Last Date for Paper Submission: 30th March , 2026

Surveillance Capitalism and the Commodification of Public Attention: How Platform Business Models Reshape Democratic Information Ecosystems

Author: Ashish K

Abstract

This paper examines how surveillance capitalism-the economic logic of extracting behavioral data from human experience for prediction and profit-has fundamentally restructured democratic information ecosystems through the commodification of public attention. Drawing primarily on Zuboff’s (2019) theoretical framework, complemented by Srnicek’s (2017) platform capitalism analysis and the attention economy literature, the study traces the mechanisms through which platform business models have transformed news production, distribution, and consumption. The paper analyzes three interconnected processes: (a) the datafication of audiences, whereby citizens are reconstituted as behavioral data sources whose attention is sold to advertisers; (b) the optimization of engagement, through which algorithmic systems prioritize content that maximizes data extraction rather than informational quality; and (c) the structural dependency of journalism, wherein news organizations become dependent on platform distribution and advertising revenue, compromising editorial autonomy. Synthesizing empirical evidence from the Reuters Institute Digital News Report series (2020–2025), Pew Research Center data, and recent academic studies, the paper demonstrates that surveillance capitalism’s information architecture produces systematic incentives misaligned with democratic communication requirements. The analysis reveals that the commodification of attention creates a “race to the bottom of the brainstem” (Harris, 2016) in which platforms compete to capture and hold user attention through increasingly sophisticated behavioral manipulation techniques, with cascading effects on news quality, public trust, and citizens’ capacity for informed democratic participation.
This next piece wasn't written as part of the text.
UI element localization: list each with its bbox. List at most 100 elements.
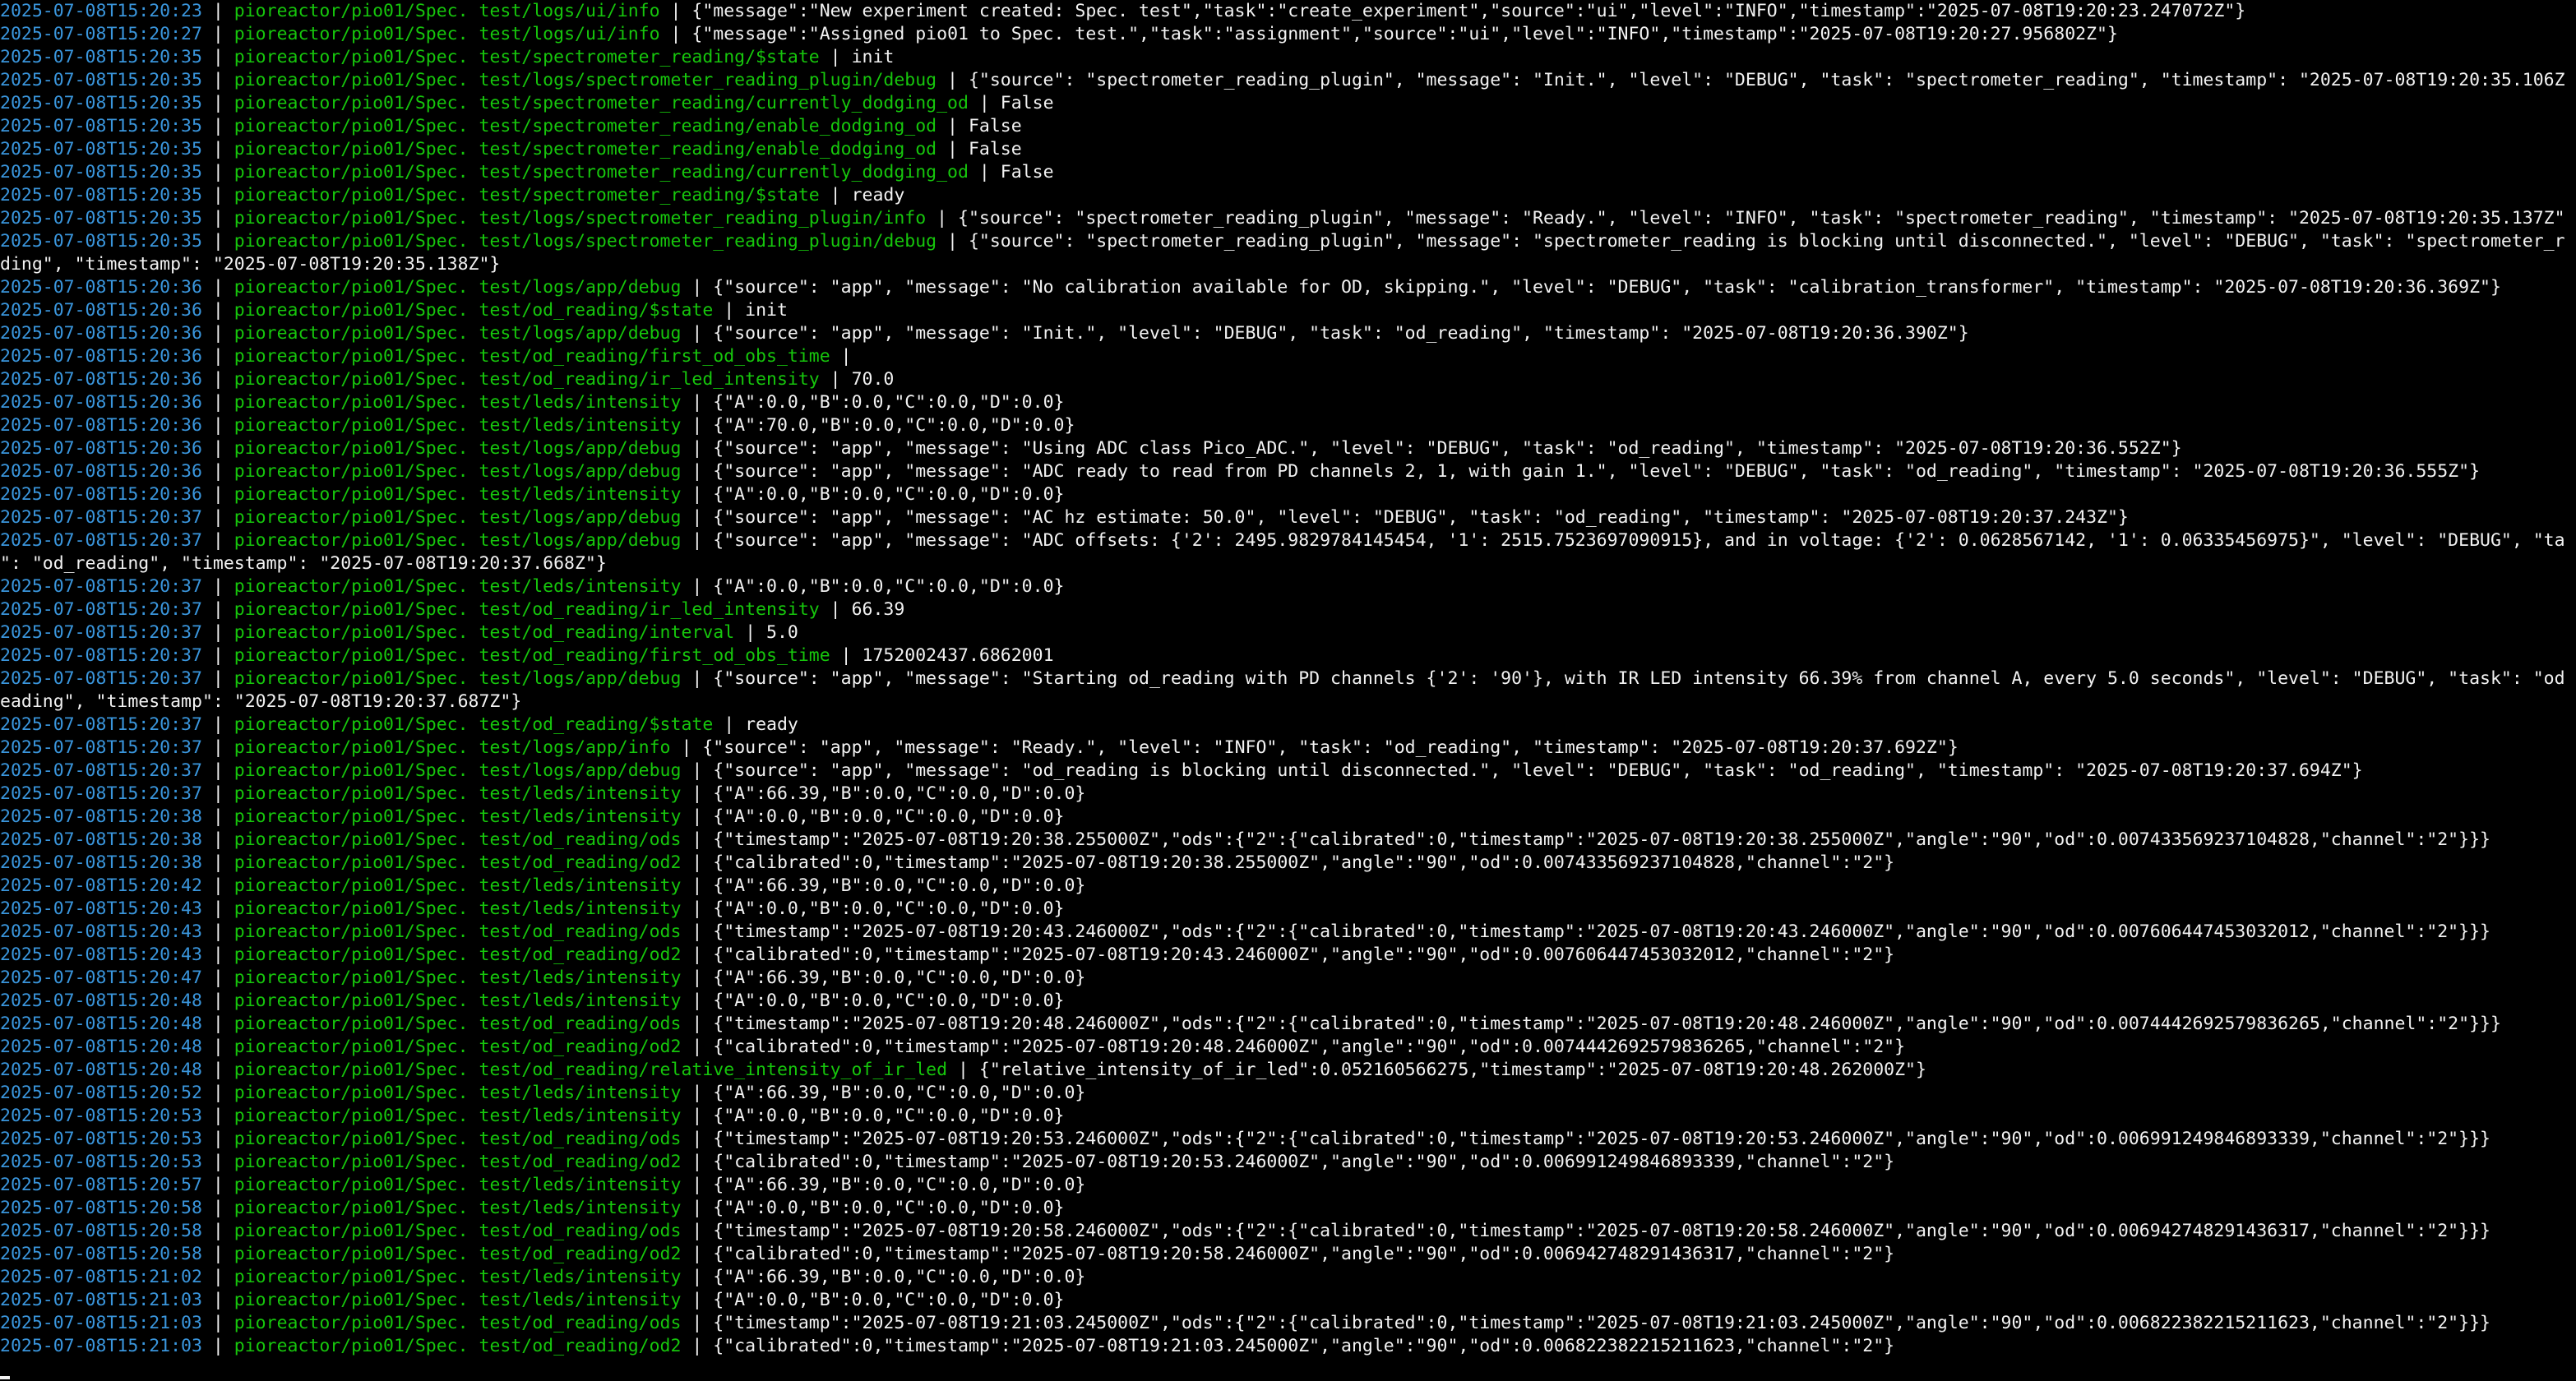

The paper concludes by evaluating structural reform proposals ranging from data dignity frameworks and attention regulation to public interest algorithmic alternatives, arguing that addressing the democratic deficits of surveillance capitalism requires not merely regulatory adjustment but fundamental restructuring of the economic incentives governing information distribution.

Keywords: surveillance capitalism, attention economy, platform business models, datafication, news economics, democratic information systems, behavioral prediction, algorithmic engagement.